Banking Committee Chairman Sherrod Brown, an Ohio Democrat, said that the frenzied rise in the price of GameStop Inc. GME, +18.97% shares in January, and their continued volatility since that time, illustrates that “the stock market is detached from the economy and the reality of most Americans’ lives.”
He took aim at Robinhood’s business model in particular, alleging that “firms like Robinhood were founded on a model that exploits small investors by encouraging fast and loose trading, and then sells their trades to big market players.”
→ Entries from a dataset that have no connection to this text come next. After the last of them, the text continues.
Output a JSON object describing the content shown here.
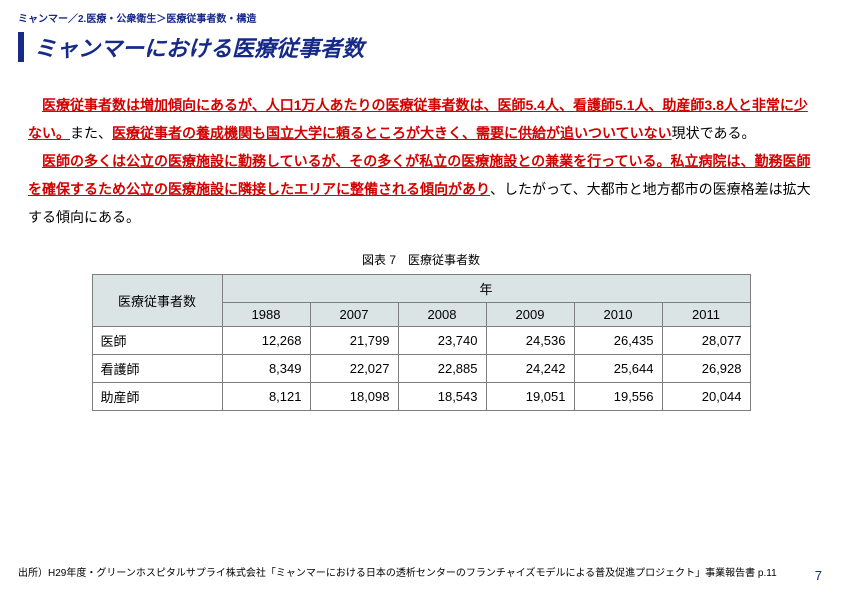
{
  "breadcrumb": "ミャンマー／2.医療・公衆衛生＞医療従事者数・構造",
  "title": "ミャンマーにおける医療従事者数",
  "body": {
    "seg1_hl": "医療従事者数は増加傾向にあるが、人口1万人あたりの医療従事者数は、医師5.4人、看護師5.1人、助産師3.8人と非常に少ない。",
    "seg2_plain": "また、",
    "seg3_hl": "医療従事者の養成機関も国立大学に頼るところが大きく、需要に供給が追いついていない",
    "seg4_plain": "現状である。",
    "seg5_hl": "医師の多くは公立の医療施設に勤務しているが、その多くが私立の医療施設との兼業を行っている。私立病院は、勤務医師を確保するため公立の医療施設に隣接したエリアに整備される傾向があり",
    "seg6_plain": "、したがって、大都市と地方都市の医療格差は拡大する傾向にある。"
  },
  "table": {
    "caption": "図表 7　医療従事者数",
    "header_category": "医療従事者数",
    "header_year": "年",
    "years": [
      "1988",
      "2007",
      "2008",
      "2009",
      "2010",
      "2011"
    ],
    "rows": [
      {
        "label": "医師",
        "values": [
          "12,268",
          "21,799",
          "23,740",
          "24,536",
          "26,435",
          "28,077"
        ]
      },
      {
        "label": "看護師",
        "values": [
          "8,349",
          "22,027",
          "22,885",
          "24,242",
          "25,644",
          "26,928"
        ]
      },
      {
        "label": "助産師",
        "values": [
          "8,121",
          "18,098",
          "18,543",
          "19,051",
          "19,556",
          "20,044"
        ]
      }
    ],
    "border_color": "#7e7e7e",
    "header_bg": "#dbe4e4"
  },
  "source": "出所）H29年度・グリーンホスピタルサプライ株式会社「ミャンマーにおける日本の透析センターのフランチャイズモデルによる普及促進プロジェクト」事業報告書 p.11",
  "page_number": "7",
  "colors": {
    "brand_navy": "#172a88",
    "highlight_red": "#d40000"
  }
}
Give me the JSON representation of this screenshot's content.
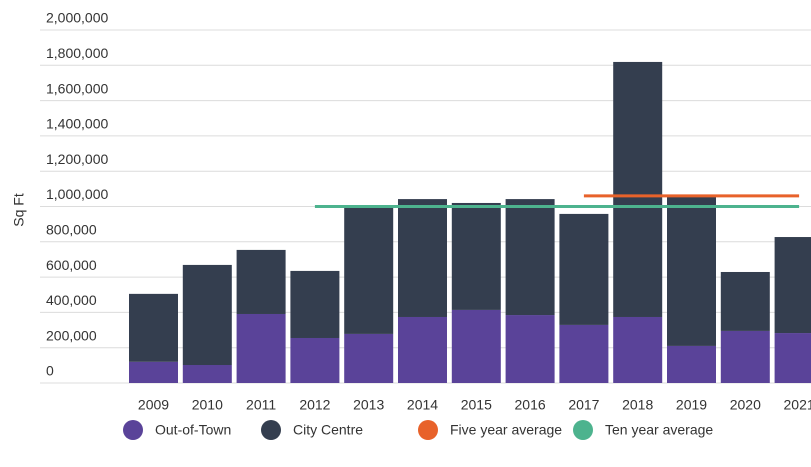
{
  "chart_data": {
    "type": "bar",
    "stacked": true,
    "y_label": "Sq Ft",
    "categories": [
      "2009",
      "2010",
      "2011",
      "2012",
      "2013",
      "2014",
      "2015",
      "2016",
      "2017",
      "2018",
      "2019",
      "2020",
      "2021"
    ],
    "series": [
      {
        "name": "Out-of-Town",
        "color": "#5a4399",
        "values": [
          120000,
          102000,
          391000,
          255000,
          278000,
          374000,
          414000,
          385000,
          329000,
          374000,
          210000,
          295000,
          283000
        ]
      },
      {
        "name": "City Centre",
        "color": "#343e4f",
        "values": [
          385000,
          567000,
          363000,
          380000,
          719000,
          668000,
          606000,
          657000,
          629000,
          1445000,
          855000,
          334000,
          544000
        ]
      },
      {
        "name": "Five year average",
        "color": "#e8622a",
        "type": "line",
        "values": [
          null,
          null,
          null,
          null,
          null,
          null,
          null,
          null,
          1060000,
          1060000,
          1060000,
          1060000,
          1060000
        ]
      },
      {
        "name": "Ten year average",
        "color": "#4db38e",
        "type": "line",
        "values": [
          null,
          null,
          null,
          1000000,
          1000000,
          1000000,
          1000000,
          1000000,
          1000000,
          1000000,
          1000000,
          1000000,
          1000000
        ]
      }
    ],
    "ylim": [
      0,
      2000000
    ],
    "yticks": [
      0,
      {
        "value": 200000,
        "label": "200,000"
      },
      {
        "value": 400000,
        "label": "400,000"
      },
      {
        "value": 600000,
        "label": "600,000"
      },
      {
        "value": 800000,
        "label": "800,000"
      },
      {
        "value": 1000000,
        "label": "1,000,000"
      },
      {
        "value": 1200000,
        "label": "1,200,000"
      },
      {
        "value": 1400000,
        "label": "1,400,000"
      },
      {
        "value": 1600000,
        "label": "1,600,000"
      },
      {
        "value": 1800000,
        "label": "1,800,000"
      },
      {
        "value": 2000000,
        "label": "2,000,000"
      }
    ],
    "grid": true,
    "legend": "bottom"
  }
}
Read more: The SEC could cripple Robinhood’s business model by enforcing existing rules, experts say
Zero-commission online broker Robinhood has remained at the center of the discussion over the state of retail investing since it became one of the favorite brokers used by a group of social media users who promoted GameStop shares, with many seeing outsized gains on risky options bets that paid off when other investors, who were betting against the company, were forced to close out their short positions.
GameStop shares have whipsawed from roughly $17 per share to start the year to an intraday high of $483 in late January, to below $40 just a few weeks later. They are up roughly 124% in March at more than $240, according to FactSet.
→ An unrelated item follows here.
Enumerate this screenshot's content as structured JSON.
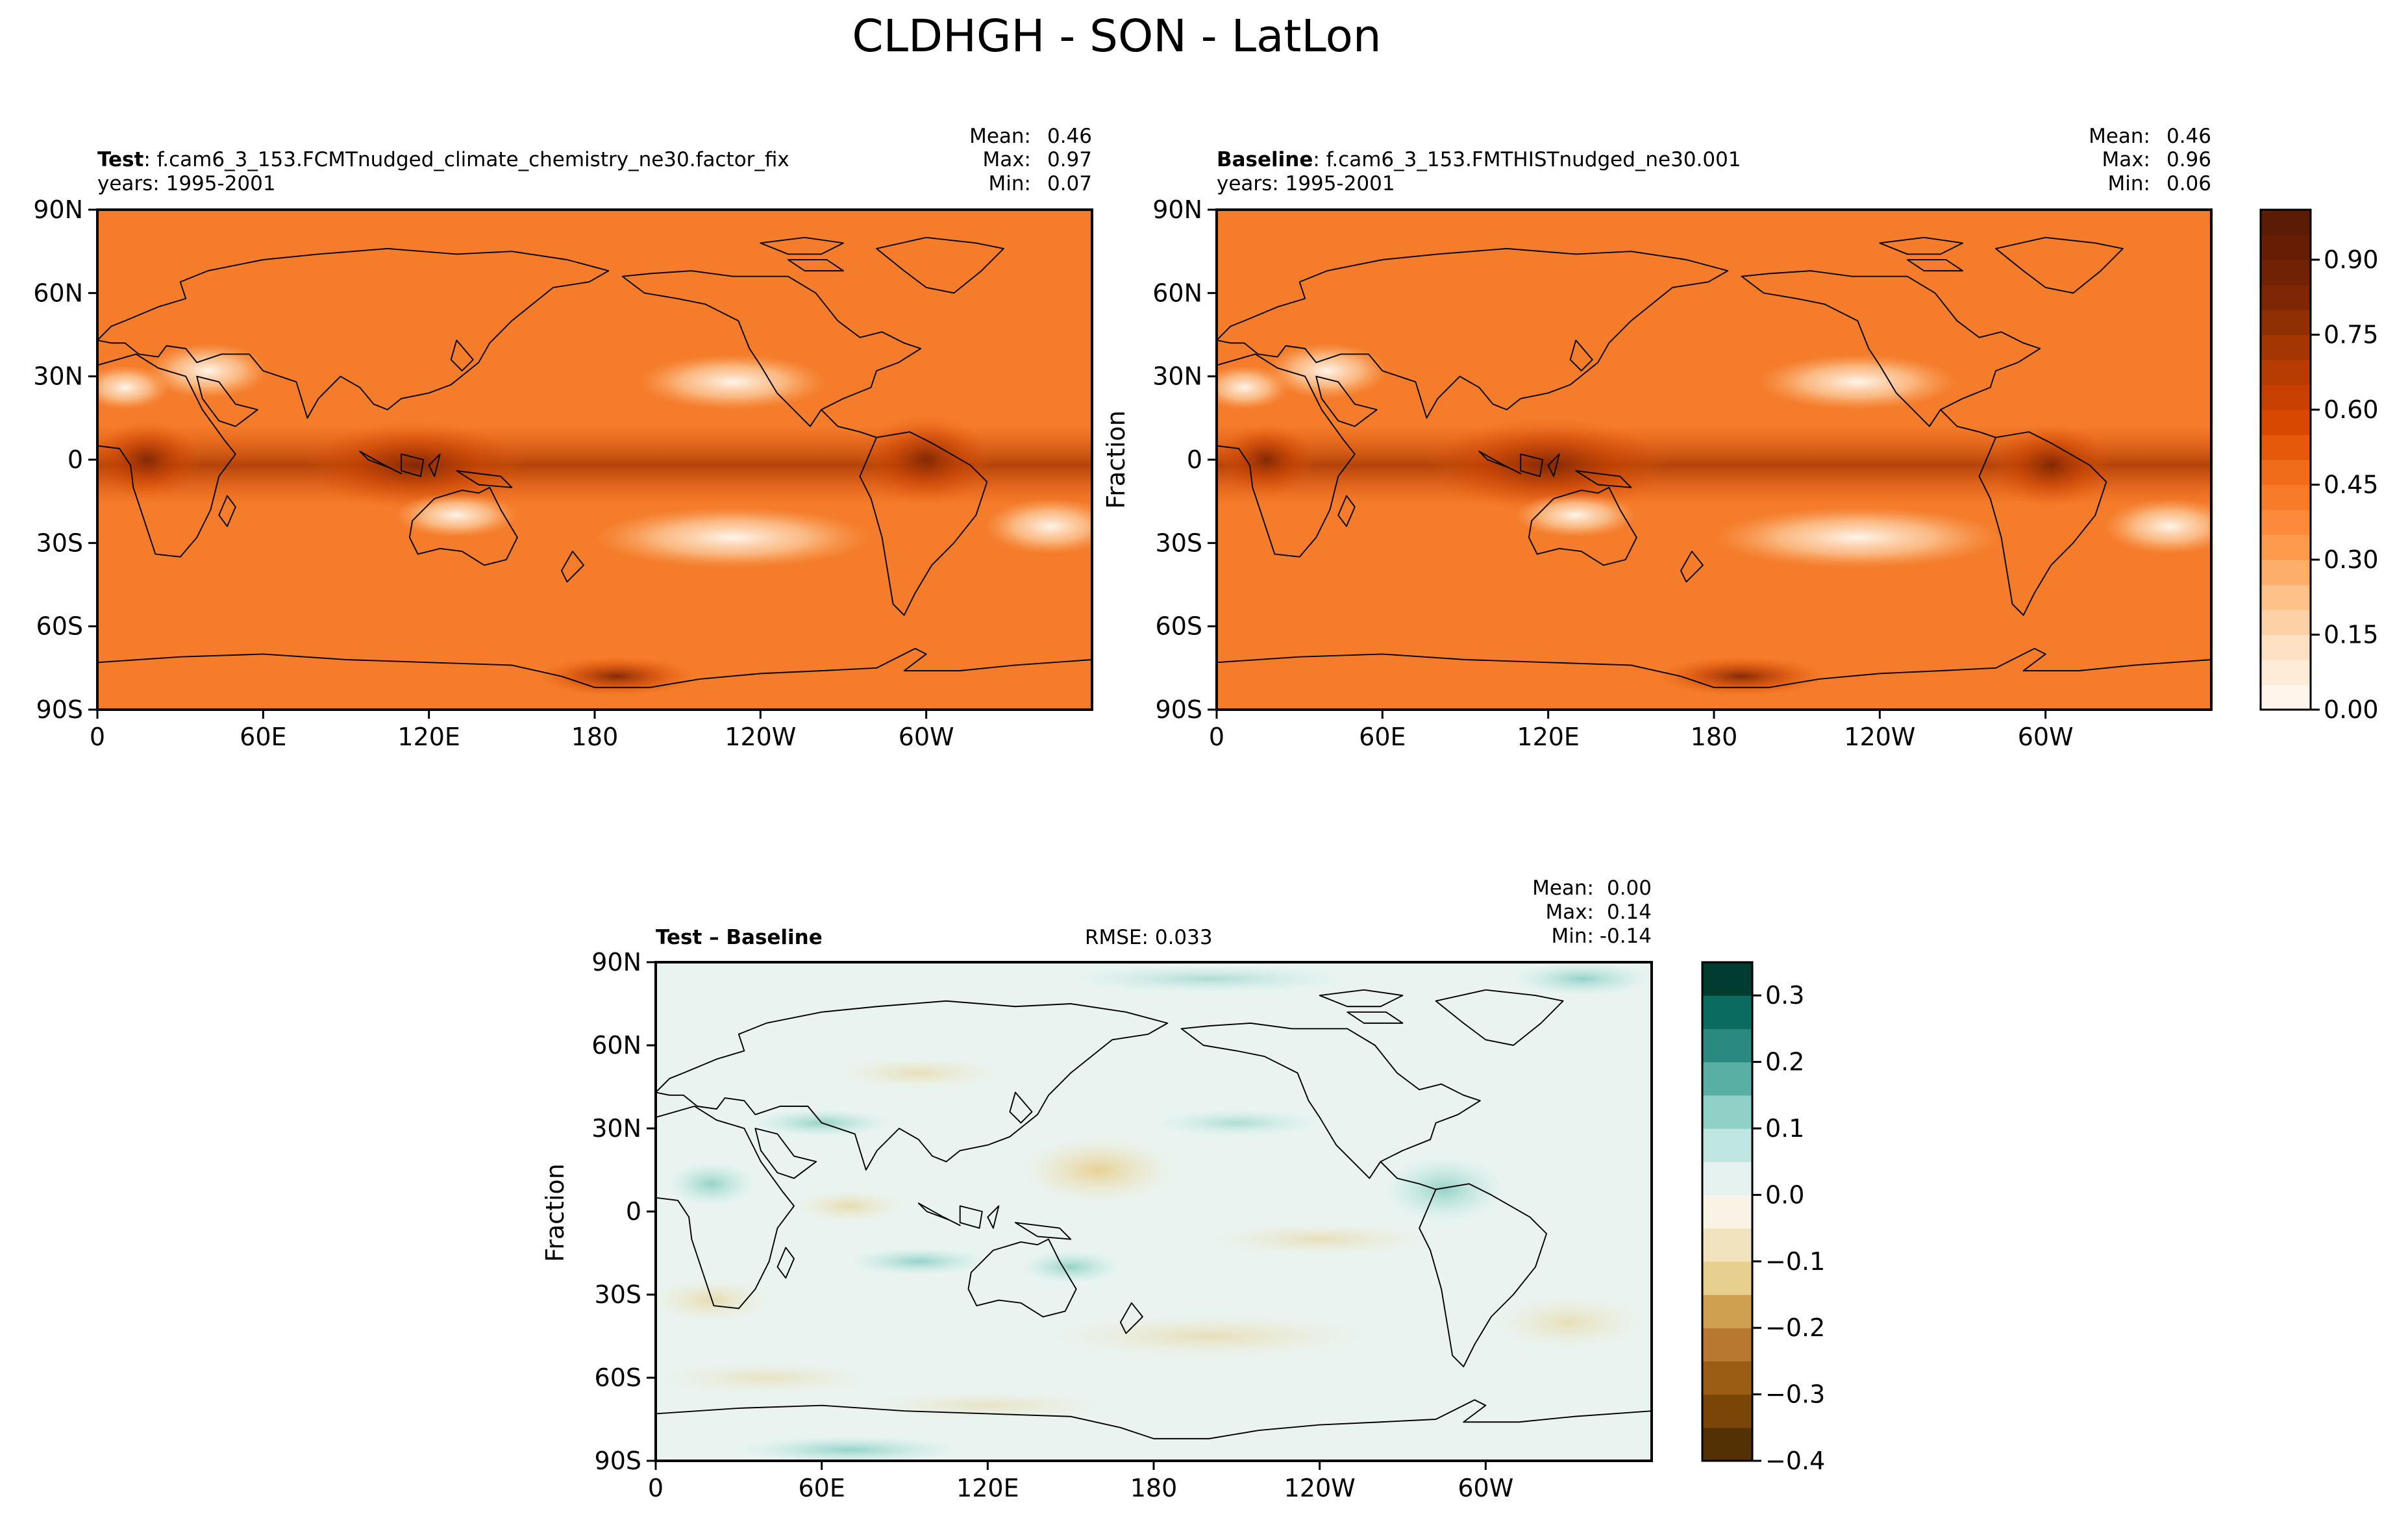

Robinhood and other zero-commission brokers earn a large share of their revenues from payment for order flow, a practice whereby whereby market makers pay brokers for the privilege of executing investor trades. Critics say this creates a conflict of interest between brokers and market makers, while proponents of the practice say it has lowered costs for retail traders and that current securities regulations already prevent the arrangement from being abused.
Robinhood says that it has “democratized finance” by enabling anyone with a smartphone and a few extra dollars to begin building wealth in the stock market.
Republicans on the committee were eager to defend Robinhood and innovations in financial technology that have led to free trading stock trades being the industry standard.
“New developments have made it a great time to be a retail investor,’ said Sen. Pat Toomey of Pennsylvania, the ranking Republican on the committee. “Today, a person of modest means can invest in the stock market at zero or minimal cost.”